PITTSBURG, Kan. – Eight beagles, including four newborns, are safe at an animal shelter in southeast Kansas after they and nearly 4,000 other dogs were rescued last month from a mass-breeding lab in Virginia, sparing them a future of painful experimentation and trial.
No longer known by their numbers – their “product numbers” are tattooed inside the adult dogs’ ears – the eight dogs now have names and, in a few weeks, will have new homes.
When the eight beagles arrived at the Pittsburg Animal Shelter on July 26, after a 16-hour, 1,075-mile journey, the workers and volunteers who had gathered to greet them broke down in tears.
“We all cried here,” said shelter manager Jasmine Kyle, “but it was a cry of joy. They’ll never have to worry about tube feeding again, they’ll never have to worrying about blood tests – none of that.

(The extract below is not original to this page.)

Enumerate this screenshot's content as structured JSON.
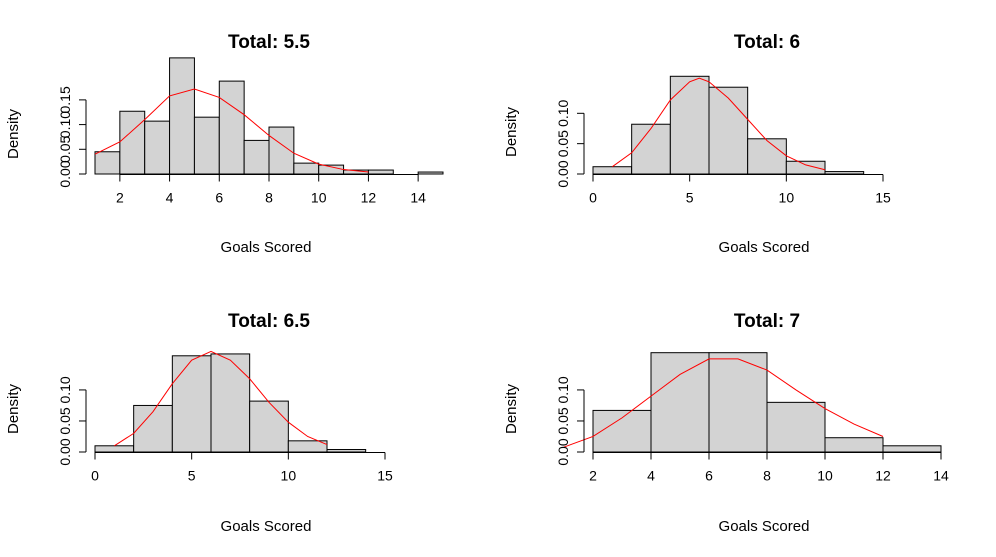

The Southeast Kansas Humane Society was one of 15 shelters across the country that initially volunteered to step in and care for malnourished and abused beagles. It is a partner shelter of the Humane Society of the United States, which led the rescue of the beagle.
“We are very proud to be able to help them,” said Kyle.
She added that during the worst of the pandemic, to prevent struggling families from abandoning their dogs, the Humane Society of the United States donated pallets of food to the southeast Kansas shelter, which in turn provided a free food pantry for area residents.
“We’re going to do our best to help them” and reciprocate, Kyle said.
The rescued beagles include two adult males, Robert, 4, and Copper, 1, and two adult females, Nellie, 7, and Daisy, 3. Five weeks ago, Daisy had a litter of four puppies: Lavender, Rose, Marigold and Tulip.
“They’re all in relatively good physical condition,” Kyle said.
The dogs will be tested next week for coccidia, which is treatable. After that, Robert, Copper and Nellie will be neutered and neutered. After a week of quarantine, these three beagles should be ready for adoption. Daisy and her puppies will be available for new homes at a later date.
“They weren’t actively tested dogs,” Kyle said. “A lot of those 4,000 beagles came from the company breeding facility,” Kyle said. “The company, for the most part, bred them to sell to other companies who used them for testing – pharmaceuticals, cosmetics, food.”
The removal of the beagles from the breeding facility, owned by a company called Envigo, is the result of a lawsuit filed by the US Department of Justice in May, which described “serious and continuing violations of the Animal Welfare Act,” according to the complaint was filed in the U.S. District Court for the Western District of Virginia.
According to the complaint, the beagles were routinely killed rather than receiving veterinary care for minor injuries or illnesses. Nursing mothers were denied food, and the food the dogs received contained maggots, mold and feces. Over an eight-week period, 25 beagle puppies died from exposure to the cold and some were injured when attacked by other dogs in crowded conditions, the complaint states.
The Humane Society of the United States, based in Washington, DC, was tasked with the rescue operation.
“Finding partners who can make room and find homes for approximately 4,000 dogs in the summer – a time of year when animal shelters are already over capacity – will be a feat of epic proportions,” said Kitty Block. , president and CEO of the Humane Society. from the United States, in a July 18 blog post. allow these dogs to find loving homes.”
Block said in the post that the national organization will continue to work through legislative, regulatory and corporate efforts to end the use of animals in lab testing.
Kyle said she was emotional thinking about what the beagles, who are kept in a special room inside the Pittsburgh shelter, may have been through.
“When you walk in there and see these dogs and how open they are to human compassion, it breaks your heart…that they were lied to and mistreated like this,” a- she declared.
Beagles are known as one of the most gentle and child-friendly breeds, which is why they make such great pets. Unfortunately, their passive nature also makes them popular for medical experiments, Kyle said, “because they’re easy to handle, very nice and gentle, with low testosterone levels – unfortunately.”
The main reason the Pittsburgh shelter was able to take in beagles in the first place had to do with a fluke of rural nature — 90% of the dogs they care for are large breeds, Kyle said. When the call from the Humane Society of the United States came, they had several small open kennels perfectly sized for beagles.
“If (the beagles) had been bigger dogs, we couldn’t have helped,” Kyle said. However, “never in a million years would I have thought we would be singled out for something like this.”
This is the largest rescue operation the Pittsburgh shelter has ever been involved in, “but it shows how great the need was,” she said.